Dans une salle de bal défile l’histoire de la France, des années 1930 aux années 1980, au gré des musiques qui ont rythmé ces décennies. Le parquet de bal de ce dancing est témoin des événements tels le Front populaire, la Seconde Guerre mondiale, la Libération, Mai 68, ainsi évoqués sur fond de musiques de chaque époque, dont le jazz, le rock et le disco.

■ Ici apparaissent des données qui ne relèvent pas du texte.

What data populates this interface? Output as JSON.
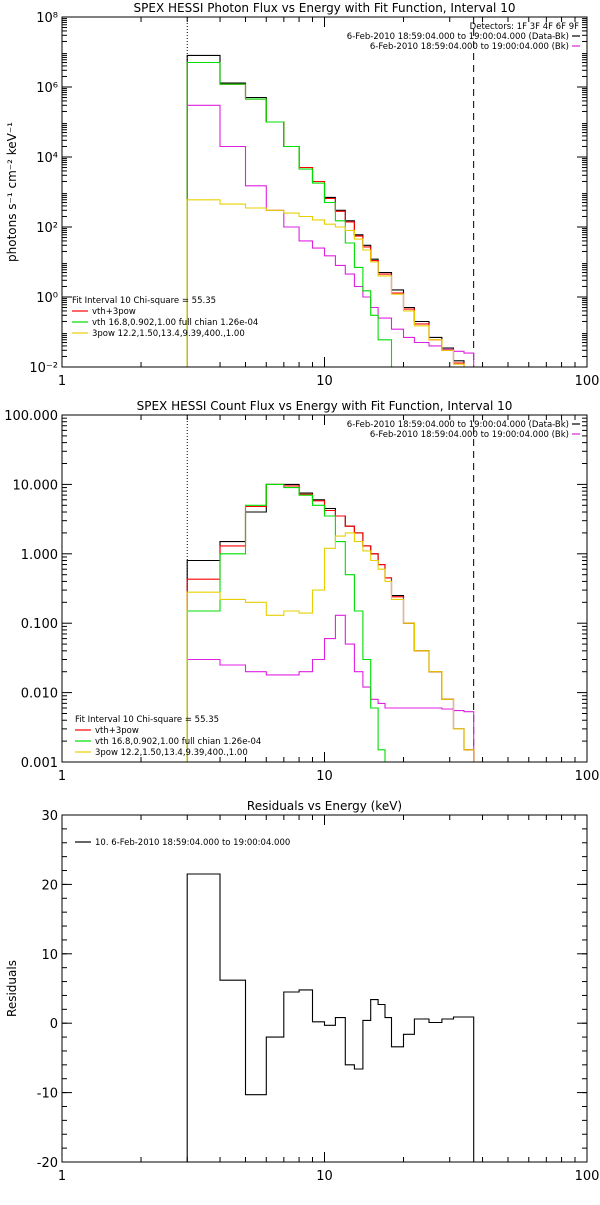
{
  "chart_data": [
    {
      "type": "line",
      "title": "SPEX HESSI Photon Flux vs Energy with Fit Function, Interval 10",
      "ylabel": "photons s⁻¹ cm⁻² keV⁻¹",
      "xlabel": "",
      "x_scale": "log",
      "y_scale": "log",
      "xlim": [
        1,
        100
      ],
      "ylim": [
        0.01,
        100000000
      ],
      "x_tick_labels": [
        "1",
        "10",
        "100"
      ],
      "y_tick_labels": [
        "10⁻²",
        "10⁰",
        "10²",
        "10⁴",
        "10⁶",
        "10⁸"
      ],
      "y_tick_values": [
        0.01,
        1,
        100,
        10000,
        1000000,
        100000000
      ],
      "header_lines": [
        {
          "text": "Detectors: 1F 3F 4F 6F 9F",
          "color": "#000000",
          "swatch": false
        },
        {
          "text": "6-Feb-2010 18:59:04.000 to 19:00:04.000 (Data-Bk)",
          "color": "#000000",
          "swatch": true
        },
        {
          "text": "6-Feb-2010 18:59:04.000 to 19:00:04.000 (Bk)",
          "color": "#e020e0",
          "swatch": true
        }
      ],
      "legend_lines": [
        {
          "text": "Fit Interval 10   Chi-square = 55.35",
          "color": "#000000",
          "swatch": false
        },
        {
          "text": "vth+3pow",
          "color": "#ff0000",
          "swatch": true
        },
        {
          "text": "vth 16.8,0.902,1.00  full chian 1.26e-04",
          "color": "#00dd00",
          "swatch": true
        },
        {
          "text": "3pow 12.2,1.50,13.4,9.39,400.,1.00",
          "color": "#e8d000",
          "swatch": true
        }
      ],
      "vlines": [
        {
          "x": 3,
          "style": "dotted"
        },
        {
          "x": 37,
          "style": "dashed"
        }
      ],
      "bin_edges": [
        3,
        3.5,
        4,
        4.5,
        5,
        5.5,
        6,
        6.5,
        7,
        7.5,
        8,
        8.5,
        9,
        9.5,
        10,
        11,
        12,
        13,
        14,
        15,
        16,
        18,
        20,
        22,
        25,
        28,
        31,
        34,
        37
      ],
      "series": [
        {
          "name": "Data-Bk",
          "color": "#000000",
          "values": [
            8000000,
            8000000,
            1300000,
            1300000,
            500000,
            500000,
            100000,
            100000,
            20000,
            20000,
            5000,
            5000,
            2000,
            2000,
            700,
            300,
            150,
            60,
            30,
            12,
            5,
            1.6,
            0.5,
            0.2,
            0.07,
            0.035,
            0.015,
            0.005
          ]
        },
        {
          "name": "Bk",
          "color": "#e020e0",
          "values": [
            300000,
            300000,
            20000,
            20000,
            1500,
            1500,
            300,
            300,
            100,
            100,
            40,
            40,
            25,
            25,
            15,
            8,
            4.5,
            2,
            1,
            0.5,
            0.25,
            0.12,
            0.07,
            0.05,
            0.04,
            0.032,
            0.028,
            0.025
          ]
        },
        {
          "name": "vth+3pow",
          "color": "#ff0000",
          "values": [
            5000000,
            5000000,
            1200000,
            1200000,
            450000,
            450000,
            100000,
            100000,
            20000,
            20000,
            5000,
            5000,
            2000,
            2000,
            650,
            280,
            140,
            55,
            27,
            11,
            4.5,
            1.3,
            0.45,
            0.17,
            0.06,
            0.03,
            0.013,
            0.005
          ]
        },
        {
          "name": "vth",
          "color": "#00dd00",
          "values": [
            5000000,
            5000000,
            1200000,
            1200000,
            450000,
            450000,
            100000,
            100000,
            20000,
            20000,
            4500,
            4500,
            1800,
            1800,
            500,
            150,
            35,
            7,
            1.5,
            0.3,
            0.06,
            0.01,
            0.01,
            0.01,
            0.01,
            0.01,
            0.01,
            0.01
          ]
        },
        {
          "name": "3pow",
          "color": "#e8d000",
          "values": [
            600,
            600,
            450,
            450,
            350,
            350,
            300,
            300,
            250,
            250,
            200,
            200,
            160,
            160,
            120,
            100,
            80,
            45,
            22,
            10,
            4,
            1.2,
            0.4,
            0.15,
            0.06,
            0.03,
            0.012,
            0.005
          ]
        }
      ]
    },
    {
      "type": "line",
      "title": "SPEX HESSI Count Flux vs Energy with Fit Function, Interval 10",
      "ylabel": "",
      "xlabel": "",
      "x_scale": "log",
      "y_scale": "log",
      "xlim": [
        1,
        100
      ],
      "ylim": [
        0.001,
        100
      ],
      "x_tick_labels": [
        "1",
        "10",
        "100"
      ],
      "y_tick_labels": [
        "0.001",
        "0.010",
        "0.100",
        "1.000",
        "10.000",
        "100.000"
      ],
      "y_tick_values": [
        0.001,
        0.01,
        0.1,
        1,
        10,
        100
      ],
      "header_lines": [
        {
          "text": "6-Feb-2010 18:59:04.000 to 19:00:04.000 (Data-Bk)",
          "color": "#000000",
          "swatch": true
        },
        {
          "text": "6-Feb-2010 18:59:04.000 to 19:00:04.000 (Bk)",
          "color": "#e020e0",
          "swatch": true
        }
      ],
      "legend_lines": [
        {
          "text": "Fit Interval 10   Chi-square = 55.35",
          "color": "#000000",
          "swatch": false
        },
        {
          "text": "vth+3pow",
          "color": "#ff0000",
          "swatch": true
        },
        {
          "text": "vth 16.8,0.902,1.00  full chian 1.26e-04",
          "color": "#00dd00",
          "swatch": true
        },
        {
          "text": "3pow 12.2,1.50,13.4,9.39,400.,1.00",
          "color": "#e8d000",
          "swatch": true
        }
      ],
      "vlines": [
        {
          "x": 3,
          "style": "dotted"
        },
        {
          "x": 37,
          "style": "dashed"
        }
      ],
      "bin_edges": [
        3,
        4,
        5,
        6,
        7,
        8,
        9,
        10,
        11,
        12,
        13,
        14,
        15,
        16,
        17,
        18,
        20,
        22,
        25,
        28,
        31,
        34,
        37
      ],
      "series": [
        {
          "name": "Data-Bk",
          "color": "#000000",
          "values": [
            0.8,
            1.5,
            4.0,
            10.0,
            10.0,
            7.5,
            6.0,
            4.5,
            3.5,
            2.5,
            2.0,
            1.3,
            1.0,
            0.7,
            0.45,
            0.25,
            0.1,
            0.04,
            0.02,
            0.008,
            0.003,
            0.0015
          ]
        },
        {
          "name": "Bk",
          "color": "#e020e0",
          "values": [
            0.03,
            0.025,
            0.02,
            0.018,
            0.018,
            0.02,
            0.03,
            0.06,
            0.13,
            0.05,
            0.02,
            0.012,
            0.008,
            0.007,
            0.006,
            0.006,
            0.006,
            0.006,
            0.006,
            0.0058,
            0.0055,
            0.0053
          ]
        },
        {
          "name": "vth+3pow",
          "color": "#ff0000",
          "values": [
            0.43,
            1.3,
            4.8,
            10.0,
            9.5,
            7.2,
            5.8,
            4.2,
            3.5,
            2.5,
            2.0,
            1.3,
            1.0,
            0.7,
            0.45,
            0.24,
            0.1,
            0.04,
            0.02,
            0.008,
            0.003,
            0.0015
          ]
        },
        {
          "name": "vth",
          "color": "#00dd00",
          "values": [
            0.15,
            1.0,
            5.0,
            10.0,
            9.0,
            7.0,
            5.0,
            3.5,
            1.5,
            0.5,
            0.15,
            0.03,
            0.006,
            0.0015,
            0.001,
            0.001,
            0.001,
            0.001,
            0.001,
            0.001,
            0.001,
            0.001
          ]
        },
        {
          "name": "3pow",
          "color": "#e8d000",
          "values": [
            0.28,
            0.22,
            0.2,
            0.13,
            0.15,
            0.14,
            0.3,
            1.2,
            1.8,
            2.0,
            1.5,
            1.1,
            0.8,
            0.6,
            0.4,
            0.22,
            0.1,
            0.04,
            0.02,
            0.008,
            0.003,
            0.0015
          ]
        }
      ]
    },
    {
      "type": "line",
      "title": "Residuals vs Energy (keV)",
      "ylabel": "Residuals",
      "xlabel": "",
      "x_scale": "log",
      "y_scale": "linear",
      "xlim": [
        1,
        100
      ],
      "ylim": [
        -20,
        30
      ],
      "x_tick_labels": [
        "1",
        "10",
        "100"
      ],
      "y_tick_labels": [
        "-20",
        "-10",
        "0",
        "10",
        "20",
        "30"
      ],
      "y_tick_values": [
        -20,
        -10,
        0,
        10,
        20,
        30
      ],
      "legend_lines": [
        {
          "text": "10.  6-Feb-2010 18:59:04.000 to 19:00:04.000",
          "color": "#000000",
          "swatch": true
        }
      ],
      "bin_edges": [
        3,
        4,
        5,
        6,
        7,
        8,
        9,
        10,
        11,
        12,
        13,
        14,
        15,
        16,
        17,
        18,
        20,
        22,
        25,
        28,
        31,
        34,
        37
      ],
      "series": [
        {
          "name": "",
          "color": "#000000",
          "values": [
            21.5,
            6.2,
            -10.3,
            -2.0,
            4.5,
            4.8,
            0.2,
            -0.3,
            0.8,
            -6.0,
            -6.6,
            0.4,
            3.4,
            2.7,
            0.8,
            -3.4,
            -1.6,
            0.6,
            0.1,
            0.6,
            0.9,
            0.9
          ]
        }
      ]
    }
  ]
}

Notre avis : D’après le spectacle du Théâtre du Campagnol sur une idée de Jean-Claude Penchenat – né d’un travail collectif avec toute la troupe dont certains interprètes se trouvent dans le film –, cette adaptation a provoqué des avis divers lors de sa sortie. Par exemple, de vives critiques se sont fait jour après l’attribution du César de la meilleure musique à Vladimir Cosma qui, à part un thème original, a surtout réorchestré certains morceaux existants – la musique fait la part belle aux airs du répertoire. Ettore Scola remporta le César du meilleur réalisateur – tout comme l’Ours d’argent à Berlin – et Le Bal celui du meilleur film. Le film, qui fut nommé pour l’Oscar du meilleur film étranger, frôla le million d’entrées. On a pu reprocher au film une vision un peu étriquée de la société française.
Et si, justement, c’était l’inverse ? Revoir aujourd’hui ce film, dont l’action, bien entendu, se clôt au début des années 80, n’est pas un voyage en nostalgie, mais un voyage tendre, drôle et souvent bouleversant où le corps s’exprime. En effet, aucun dialogue ne vient encombrer l’action. Tout repose sur les chorégraphies, les attitudes corporelles. Et les clins d’œil ne manquent pas, entre un sosie de Gabin par-là, une évocation de Mai 68 par ici. Il se dégage de ce film musical une magie particulière. Ce film entraînant, mais au goût parfois amer (les espoirs rêvés par le peuple, tel le Front populaire, douchés par la Seconde Guerre mondiale) se révèle d’une force peu commune par le reflet qu’il propose – et transpose, via la danse – des espoirs déçus, des moments vécus collectivement. Une fine observation qui fait passer le spectateur du rire aux larmes, dotée qui plus est d’un final bouleversant. Peut-être qu’aujourd’hui, noyée dans les sorties en nombre, cette reprise aura du mal à s’imposer. Toutefois, il serait dommage de passer à côté de cette madeleine de Proust pour les plus âgés et, peut-être, de ce qui peut représenter comme une curiosité sur le monde du siècle dernier pour les plus jeunes. Car oui, Le Bal est un grand film.